Earlier today, the FCA announced that it will ask the Court for a declaration on an urgent basis to try to help resolve the ongoing uncertainties around the much publicised issue of business interruption (“BI”) insurance coverage that we have written about in the past few weeks.
Why is the FCA doing this?
It says that such action is in the public interest and advances the regulator’s consumer protection and market integrity objectives. It follows the “Dear CEO” letter to insurers on 15 April 2020.
The FCA says that it is taking Court action because of continuing and widespread concerns about the lack of clarity and certainty for those making BI claims, and the basis on which some insurers are seemingly making coverage decisions in relation to such claims.
This has of course seen a number of action groups emerging in recent week with policyholders threatening Court proceedings against the likes of Hiscox and RSA who they believe have wrongly rejected BI claims.
How does the FCA think this will help?
The FCA says it hopes to put these issues before the Court in an “agreed and urgent manner”. It accepts that the Court proceedings will not encompass all possible disputes but may resolve “some key contractual uncertainties” so as to assist insurers and insureds.
It seems that the Court action will only deal with insurers’ liability to pay out on BI claims, but not how much those insurers will need to pay in respect of an individual claim if it is covered by the policy in question. We suspect that the FCA’s intention is that a decision on liability will then lead to a private settlement of issues around quantum of losses.
The FCA has stressed that its Court action will not prevent policyholders from pursuing their own litigation through the Court, but how this might cut across or otherwise impact on the insurer action groups is not clear.
Nor will it prevent individuals and SMEs taking complaints to the Financial Ombudsman Service (“FOS”), although the FCA notes that “if we obtain a declaratory judgement, the [FOS] will be able to take it into account in considering relevant complaints”.
How will the Court proceedings work?
The regulator has so far only laid out the barebones of how the Court proceedings will work. But from what we have read, it appears that the process is as follows:
- The FCA identifies a sample of cases representative of all the most frequently used BI policy wording that have given rise to uncertainty.
- The relevant cases will then come to Court as soon possible for an authoritative declaratory judgement as to the meaning and effect of some BI policy wordings where there remains disputed uncertainty.
- The FCA has already communicated with a number of insurers, and the Association of British Insurers (“ABI”), so far as concerns its proposals for the Court proceedings.
- This group of insurers seemingly comprises firms that have already made decisions about the application of BI policy wordings on claims, and others that are considering similar questions around policy coverage that could give rise to uncertainty in the future.

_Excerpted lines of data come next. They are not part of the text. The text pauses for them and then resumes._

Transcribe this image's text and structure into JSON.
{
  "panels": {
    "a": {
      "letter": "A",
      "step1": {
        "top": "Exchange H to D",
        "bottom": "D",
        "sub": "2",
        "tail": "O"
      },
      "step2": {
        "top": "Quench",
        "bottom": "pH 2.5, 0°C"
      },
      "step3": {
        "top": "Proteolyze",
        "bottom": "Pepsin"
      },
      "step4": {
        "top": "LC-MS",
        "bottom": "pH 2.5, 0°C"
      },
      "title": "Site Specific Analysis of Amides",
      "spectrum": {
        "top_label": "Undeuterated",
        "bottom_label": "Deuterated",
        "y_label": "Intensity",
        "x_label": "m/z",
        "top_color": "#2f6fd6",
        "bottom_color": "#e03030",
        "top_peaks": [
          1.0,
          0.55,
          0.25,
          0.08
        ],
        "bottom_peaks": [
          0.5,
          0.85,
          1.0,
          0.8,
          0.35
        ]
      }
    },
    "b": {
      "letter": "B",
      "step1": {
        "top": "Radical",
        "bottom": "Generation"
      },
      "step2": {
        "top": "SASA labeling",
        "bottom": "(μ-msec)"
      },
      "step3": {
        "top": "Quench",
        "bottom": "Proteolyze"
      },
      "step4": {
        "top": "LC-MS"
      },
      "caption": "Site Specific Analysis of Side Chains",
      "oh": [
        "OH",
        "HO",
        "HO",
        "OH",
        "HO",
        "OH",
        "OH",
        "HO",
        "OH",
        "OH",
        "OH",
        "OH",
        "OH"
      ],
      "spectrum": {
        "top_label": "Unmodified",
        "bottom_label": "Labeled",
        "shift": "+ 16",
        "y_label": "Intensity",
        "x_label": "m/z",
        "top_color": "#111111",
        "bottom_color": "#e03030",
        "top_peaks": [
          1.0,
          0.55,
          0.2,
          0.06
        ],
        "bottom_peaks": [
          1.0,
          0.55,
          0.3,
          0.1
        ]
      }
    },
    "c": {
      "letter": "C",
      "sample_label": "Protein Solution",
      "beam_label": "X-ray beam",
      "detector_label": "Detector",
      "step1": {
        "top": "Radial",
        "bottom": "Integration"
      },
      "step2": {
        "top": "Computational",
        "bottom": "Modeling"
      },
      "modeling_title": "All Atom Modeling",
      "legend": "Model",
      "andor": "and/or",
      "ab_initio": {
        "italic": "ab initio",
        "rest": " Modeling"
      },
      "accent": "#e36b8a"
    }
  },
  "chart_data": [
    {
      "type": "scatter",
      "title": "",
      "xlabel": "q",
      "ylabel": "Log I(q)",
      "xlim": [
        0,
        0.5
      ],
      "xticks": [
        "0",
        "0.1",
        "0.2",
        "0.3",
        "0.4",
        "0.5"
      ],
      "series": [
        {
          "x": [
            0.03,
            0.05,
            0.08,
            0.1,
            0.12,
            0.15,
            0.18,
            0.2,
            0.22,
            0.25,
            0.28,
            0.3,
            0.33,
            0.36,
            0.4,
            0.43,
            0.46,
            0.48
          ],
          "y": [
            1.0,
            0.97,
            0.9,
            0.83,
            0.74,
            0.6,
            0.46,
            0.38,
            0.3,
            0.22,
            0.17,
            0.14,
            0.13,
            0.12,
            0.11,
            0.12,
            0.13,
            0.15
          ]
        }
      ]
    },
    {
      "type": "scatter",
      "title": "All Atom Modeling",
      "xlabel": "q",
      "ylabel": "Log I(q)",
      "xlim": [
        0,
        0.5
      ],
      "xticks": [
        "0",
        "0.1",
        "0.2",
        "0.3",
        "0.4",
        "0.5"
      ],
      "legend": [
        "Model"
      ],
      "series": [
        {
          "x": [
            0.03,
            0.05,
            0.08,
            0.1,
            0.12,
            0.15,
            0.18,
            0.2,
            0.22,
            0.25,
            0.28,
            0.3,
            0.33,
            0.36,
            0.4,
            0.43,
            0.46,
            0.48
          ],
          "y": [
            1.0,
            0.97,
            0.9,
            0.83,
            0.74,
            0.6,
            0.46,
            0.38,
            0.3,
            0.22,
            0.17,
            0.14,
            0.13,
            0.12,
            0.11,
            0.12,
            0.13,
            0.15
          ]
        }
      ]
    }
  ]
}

- The FCA has written to these insurers and expects them to clarify their position by no later than 15 May 2020 as to whether they believe their policy wordings for BI losses arising other than from property damage provide insurance cover. Other insurers may be added to the FCA action in due course.
We can therefore expect to hear more from both the FCA and the ABI in the coming days and weeks as to the progress of the Court proceedings and more detail as to how these may look and feel.
Watch this space for more as further details emerge
What else has the FCA announced today?
At the same time as announcing its proposals on the BI insurance Court proceedings, the FCA has proposed a series of measures designed to support both consumers and small businesses who hold insurance products and who are facing other issues as a result of COVID-19.
The guidance and proposals published by the FCA are intended to provide consumers with temporary support in the light of the exceptional circumstances arising from COVID-19. This follows steps that the FCA has already taken so far as concerns credit cards, overdrafts and personal loans. The guidance sets out how the FCA expects insurers and intermediaries to:
- ensure insurance products continue to offer value and remain appropriate for customers having regard to the impact of COVID-19 and taking into account the firm’s ability to provide the benefits promised in the policy (for example, boiler cover insurers may not be able to offer an annual service as part of a policy or liability insurance may no longer be relevant to closed businesses);
- help individual customers who might be finding it difficult to pay their premium or meet their premium finance payments as a result of COVID-19 (for example, allowing customers premium payment holidays, waiving fees or relaxing charges or interest incurred from this payment).
The FCA is seeking comments from firms on its proposals to help customers in temporary financial distress by 5 May 2020 and on those to assess the value of insurance products by 15 May 2020. Confirmation of the regulator’s proposals is likely to come into force very shortly thereafter.